Günel, ifadesinde, nöbetçi doktor olarak görev yaptığı sırada içeri giren ve sonradan savcı olduğunu öğrendiği Mehmet Bülbül'ün bacağına atel takıldığını, Dr. Melihşah Bey ile randevusu olduğunu ve kontrol olacağını söylediğini belirterek, "Ben de randevusu olup olmadığını sordum. Randevusunun olmadığını söyledi. Melihşah Bey ile tedaviye devam etmesi gerektiğini, kendisini acil hastanın beklediğini belirterek çıkmak istedim. Savcı Bey, 'Bana akıl verme bana bakacaksın' dedi. Hastanın doktor seçme hakkı olduğu kadar doktorun da hasta seçme hakkı olduğunu, bu üslupla artık kendisine yardımcı olamayacağımı söyledim. Bunun üzerine Cumhuriyet Savcısı olduğunu söyleyip, 'Seninle uğraşacağım. Bak şimdi gerekli yerleri arıyorum bana nasıl bakacaksın' dedi. İstediği yere şikayet edebileceğini belirterek odadan çıktım. Başhekime durumu anlatıp tekrar odaya döndüğümde Savcı Bey'in 'Hakkında gerekeni yapacaklar, ilgili yerleri aradım' dedi. Ben de güvenlik ve polisi çağırıp, Savcı Bey'in dışarı çıkartılmasını istedim. Tehdit ettiği için Savcı Bey'den şikayetçi oldum" dedi.

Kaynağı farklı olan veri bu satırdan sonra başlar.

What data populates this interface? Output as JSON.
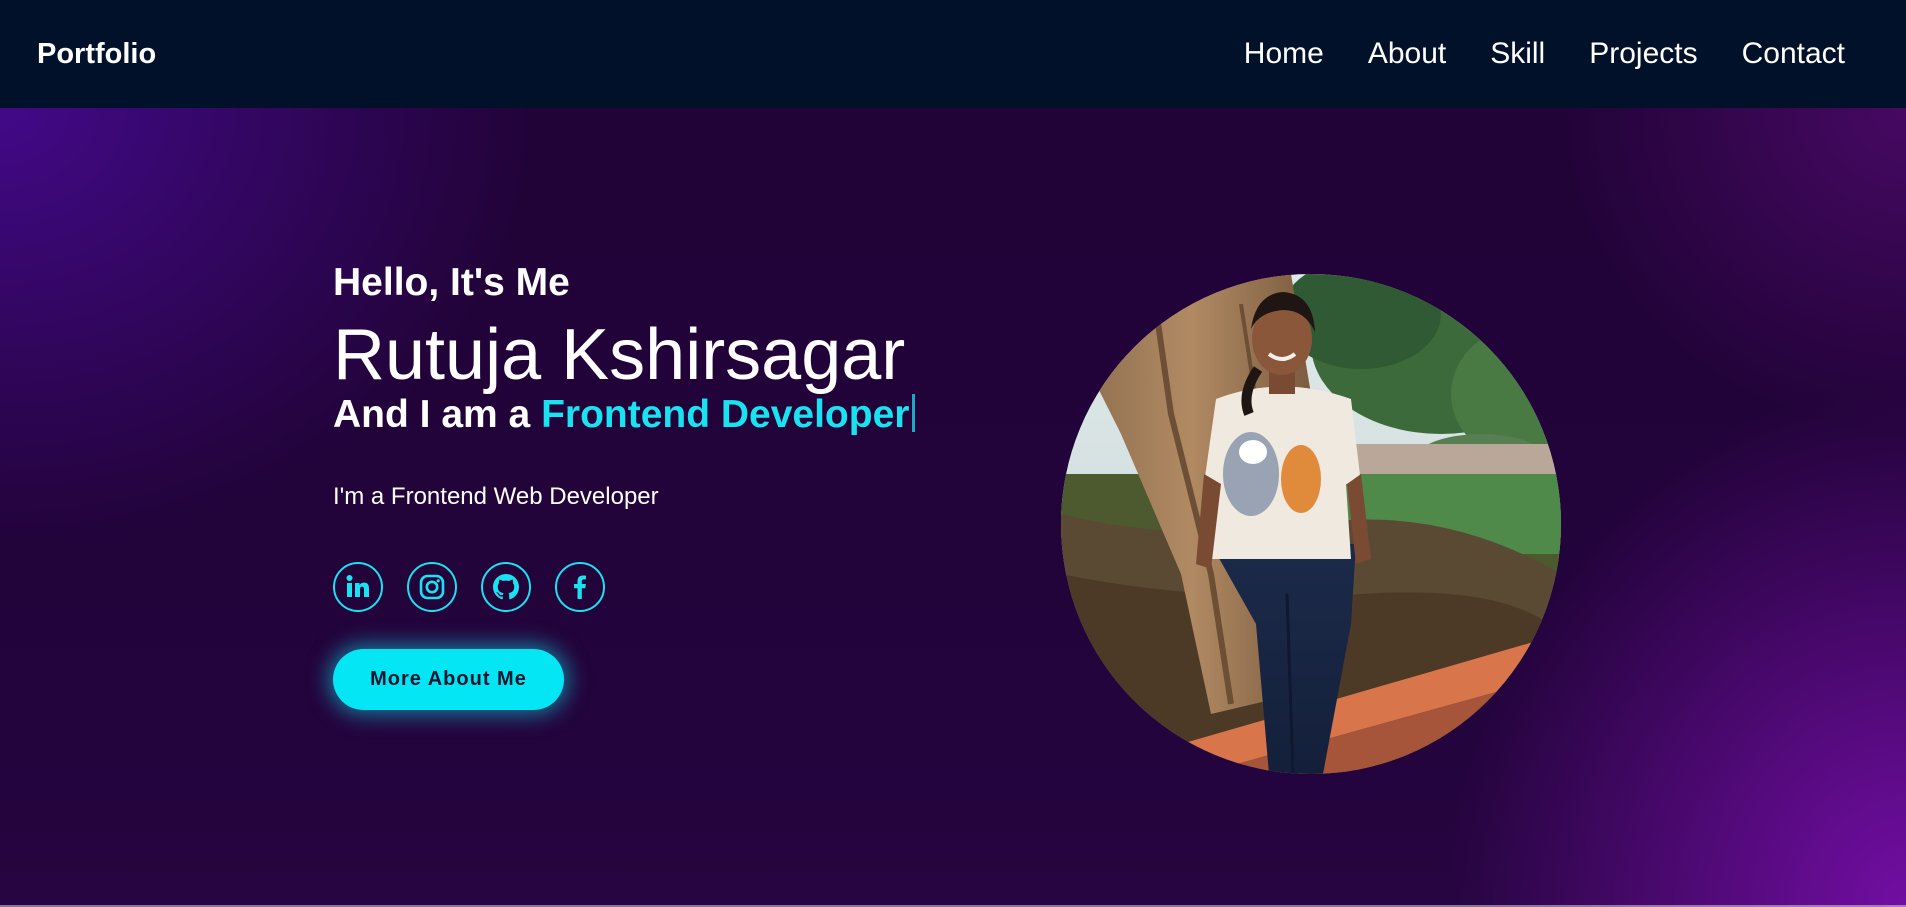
{
  "header": {
    "logo": "Portfolio",
    "nav": [
      "Home",
      "About",
      "Skill",
      "Projects",
      "Contact"
    ]
  },
  "hero": {
    "greeting": "Hello, It's Me",
    "name": "Rutuja Kshirsagar",
    "role_prefix": "And I am a",
    "role": "Frontend Developer",
    "tagline": "I'm a Frontend Web Developer",
    "socials": [
      "linkedin-icon",
      "instagram-icon",
      "github-icon",
      "facebook-icon"
    ],
    "button": "More About Me"
  },
  "colors": {
    "header_bg": "#02112a",
    "hero_bg": "#22033a",
    "accent": "#19e3f0",
    "button_bg": "#05e6f4",
    "text": "#ffffff"
  }
}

Cumhuriyet Savcısı Mehmet Bülbül de ifadesinde, "Bacağımdaki alçıyı aldırmak için Dr. Melihşah Bey'den randevu alıp, hastaneye gittim. Melihşah Bey'in odasına geldim, kapı yarıya kadar açıktı, içeri girdiğimde başka bir doktor vardı. Yanındaki sekretere Melihşah Bey ile randevum olduğunu söyleyince sekreter izinli olduğunu belirtti. Melihşah Bey'in muayene edip, bacağımda alçıyı incelteceğini ya da çıkartacağını anlatırken araya giren Dr. Günel, 'doktoru kimse o ilgilensin, dere geçilirken at değiştirilmez, hastanın doktor seçme hakkı varsa doktorun da hasta seçme hakkı olduğunu' belirtip 'Sana bakmıyorum' dedi. Cumhuriyet Savcısı olduğumu söyledim. Biraz durakladıktan sonra 'Kim olursan ol nereye şikayet edersen et' diyerek odadan çıktı. Başhekimi arayarak durumu anlattım. Bir süre sonra doktor tekrar geldi, 'Sen kim oluyorsun, beni sürdürecekmiş, terbiyesiz' dedi. Ben de 'haddini bil sınırlarını aşma' diye cevap verdim. Sonra polis ve güvenlik görevlileri geldi. Dr. Günel hakkında bu davranışları nedeniyle şikayetçi olmaya karar verdim" diye konuştu.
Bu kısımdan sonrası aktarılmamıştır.